In mapping these parameters to theoretical constructs, we note that changes in the initial activation of targets and competitors should appear in a number of places. When activation is more rapid, we would expect steeper target slopes and earlier crossovers. These will be coupled with higher cohort peaks (since people make more rapid commitments to the cohorts). Conversely, late-stage competition resolution should appear as differences in the asymptotes of the targets and cohorts, and in the offset slope of the cohort.

Results

Accuracy

First, we examined mouse-clicks with a 2×2 ANOVA (listener group × carrier phrase) to ensure that listeners were accurate enough in the task to justify the fixation analysis.
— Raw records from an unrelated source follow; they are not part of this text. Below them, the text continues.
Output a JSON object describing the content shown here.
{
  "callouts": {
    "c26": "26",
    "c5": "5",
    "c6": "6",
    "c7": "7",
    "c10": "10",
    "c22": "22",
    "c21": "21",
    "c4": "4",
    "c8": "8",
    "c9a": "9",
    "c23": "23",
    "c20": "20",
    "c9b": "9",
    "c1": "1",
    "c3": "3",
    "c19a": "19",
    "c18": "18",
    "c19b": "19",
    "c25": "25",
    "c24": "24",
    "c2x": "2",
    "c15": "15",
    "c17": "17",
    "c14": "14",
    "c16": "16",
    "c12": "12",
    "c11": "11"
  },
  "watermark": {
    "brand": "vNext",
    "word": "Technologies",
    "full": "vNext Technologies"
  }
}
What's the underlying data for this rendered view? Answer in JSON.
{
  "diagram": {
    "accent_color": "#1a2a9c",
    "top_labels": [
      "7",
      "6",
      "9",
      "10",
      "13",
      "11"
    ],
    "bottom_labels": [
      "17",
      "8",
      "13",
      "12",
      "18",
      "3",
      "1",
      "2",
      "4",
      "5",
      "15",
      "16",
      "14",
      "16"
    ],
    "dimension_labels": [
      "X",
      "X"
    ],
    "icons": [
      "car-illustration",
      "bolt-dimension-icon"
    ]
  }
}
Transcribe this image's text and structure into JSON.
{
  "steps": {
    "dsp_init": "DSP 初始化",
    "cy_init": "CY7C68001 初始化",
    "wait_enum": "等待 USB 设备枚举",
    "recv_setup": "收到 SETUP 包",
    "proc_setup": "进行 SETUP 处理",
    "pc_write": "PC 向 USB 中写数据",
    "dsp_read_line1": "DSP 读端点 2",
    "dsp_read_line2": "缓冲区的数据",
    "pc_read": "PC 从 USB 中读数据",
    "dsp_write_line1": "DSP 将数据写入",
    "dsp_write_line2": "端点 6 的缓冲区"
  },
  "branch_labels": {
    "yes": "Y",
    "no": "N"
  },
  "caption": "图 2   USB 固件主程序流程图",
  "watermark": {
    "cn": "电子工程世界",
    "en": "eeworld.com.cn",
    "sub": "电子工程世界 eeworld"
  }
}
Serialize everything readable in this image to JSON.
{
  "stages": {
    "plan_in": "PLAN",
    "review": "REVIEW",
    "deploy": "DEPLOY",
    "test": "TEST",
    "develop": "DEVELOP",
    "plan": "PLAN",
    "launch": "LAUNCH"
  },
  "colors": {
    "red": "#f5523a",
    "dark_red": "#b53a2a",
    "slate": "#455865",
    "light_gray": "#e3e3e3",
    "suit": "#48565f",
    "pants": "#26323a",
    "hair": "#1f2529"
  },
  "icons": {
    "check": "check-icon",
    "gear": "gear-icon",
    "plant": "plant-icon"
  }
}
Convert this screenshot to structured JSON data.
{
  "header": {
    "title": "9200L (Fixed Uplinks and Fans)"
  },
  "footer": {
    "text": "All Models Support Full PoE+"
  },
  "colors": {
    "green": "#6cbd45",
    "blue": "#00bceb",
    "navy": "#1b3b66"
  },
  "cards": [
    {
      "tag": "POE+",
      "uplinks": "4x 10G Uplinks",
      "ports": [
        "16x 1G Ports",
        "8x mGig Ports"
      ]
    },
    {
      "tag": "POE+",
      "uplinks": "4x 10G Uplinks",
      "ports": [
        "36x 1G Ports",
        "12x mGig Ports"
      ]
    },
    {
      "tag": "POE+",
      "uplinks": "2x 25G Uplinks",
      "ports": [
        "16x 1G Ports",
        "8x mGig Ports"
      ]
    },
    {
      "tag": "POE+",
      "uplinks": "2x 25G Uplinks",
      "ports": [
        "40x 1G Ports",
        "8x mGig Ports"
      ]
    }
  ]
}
Both listener groups were generally accurate, though CI users were significantly less so (M = 93.10% correct, SD = 5.86%) than NH listeners (M = 99.77% correct, SD = 0.55%; F(1,40) = 27.58, p < .001). Accuracy was also similar between words in insolation and in carrier phrases, though there were significantly more errors in the carrier phrase condition (M = 96.00%, SD = 3.63%; F(1,40) = 14.24, p < .001) than in the word in isolation condition (M = 96.87%, SD = 2.77%). There was a significant interaction, F(1,40) = 7.95, p = .007. This was driven by the fact that the effect of context was only significant for CI users, t(20) = 3.58, p = .002, but not for NH listeners, t(20) = 1.22, p = .236. This suggests that carrier phrases had a detrimental (not faciliatory) effect on CI users’ performance. However, even with these differences, accuracy was sufficiently high across both listener groups and conditions to justify analysis of the fixations, and the differences were numerically small and unlikely to substantially bias the fixation analysis.

Fixations

Figure 1 shows the fixations to the target, cohort and rhyme (after baseline correction) as a function of time. Both groups initiated looks to the target faster when words occurred in carrier phrases. In addition, both groups fixated cohorts earlier and to a slightly higher degree in carrier phrases. CI users still show the previously observed delays relative to NH listeners (Farris-Trimble et al., 2014), but the effect of carrier phrases was similar to that of the NH.

Target fixations.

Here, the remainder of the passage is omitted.